Mit rund 1000 Studierenden im Erststudium und 15.000 in der Fort- und Weiterbildung zählt die Pädagogische Hochschule Tirol (PHT) zu den großen Hochschuleinrichtungen Österreichs und dient als Zentrum der Aus-, Fort- und Weiterbildung für Lehrerinnen und Lehrer. Den EU-weiten offenen Wettbewerb für den neuen Bildungscampus der PHT gewannen ARSP Architekten im Jahr 2012. Nach intensiven Planungsjahren starteten die umfangreichen Baumaßnahmen im Sommer 2018. Drei Jahre später konnte der neue Campus der Hochschule übergeben werden. Corona-bedingt wurde "erst" im Mai 2022 eröffnet.

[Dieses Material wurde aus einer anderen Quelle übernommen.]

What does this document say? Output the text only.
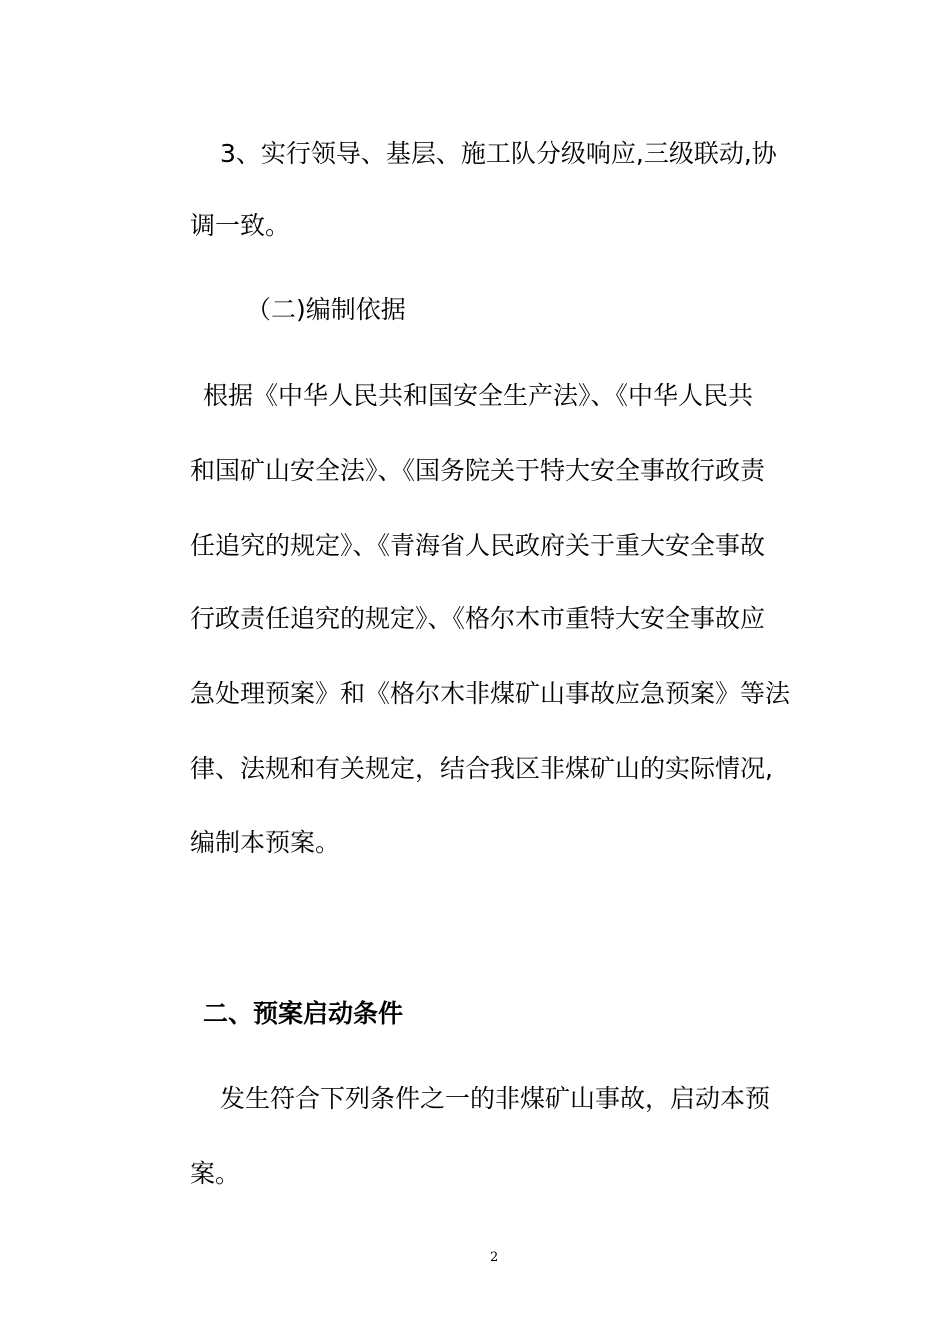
3、实行领导、基层、施工队分级响应,三级联动,协
调一致。
（二)编制依据
根据《中华人民共和国安全生产法》、《中华人民共
和国矿山安全法》、《国务院关于特大安全事故行政责
任追究的规定》、《青海省人民政府关于重大安全事故
行政责任追究的规定》、《格尔木市重特大安全事故应
急处理预案》和《格尔木非煤矿山事故应急预案》等法
律、法规和有关规定，结合我区非煤矿山的实际情况,
编制本预案。
二、预案启动条件
发生符合下列条件之一的非煤矿山事故，启动本预
案。
2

ARSP Architekten überzeugten beim EU-weit offenen Wettbewerb mit einem Entwurf, der die vorgefundenen Qualitäten des Bestands aufnimmt, weiterdenkt und auf die aktuellen Anforderungen der Schul- und Hochschullandschaft reagiert – so ein Statement der Verantwortlichen. Der Wettbewerb ließ damals offen, ob die bestehenden Gebäude teilweise oder komplett abgerissen und alles neu gebaut werden sollte. ARSP Architekten entschieden sich für eine Art Hybrid und erhielten rund 50 % des Bestands. Die Gebäude wurden 1976 im Zuge der Olympischen Spiele in Innsbruck von der Architektin Brigitte und dem Architekten Rupprecht Ottel errichtet. "Wir wollten so viel Bestand erhalten wie möglich und so viel neu ergänzen, wie es die Bauaufgabe erforderte", erklärt Frank Stasi, Architekt und Mitgründer von ARSP Architekten. "Zum einen fiel diese Entscheidung aus Gründen der Ressourcenschonung, ein Komplettabriss ist einfach nicht mehr zeitgemäß. Zum anderen haben wir Respekt vor dem Bestand. Die Gebäude sollen als Kinder ihrer Zeit weiterbestehen. Sie sind seit Jahrzehnten Identifikationspunkte des Stadtquartiers."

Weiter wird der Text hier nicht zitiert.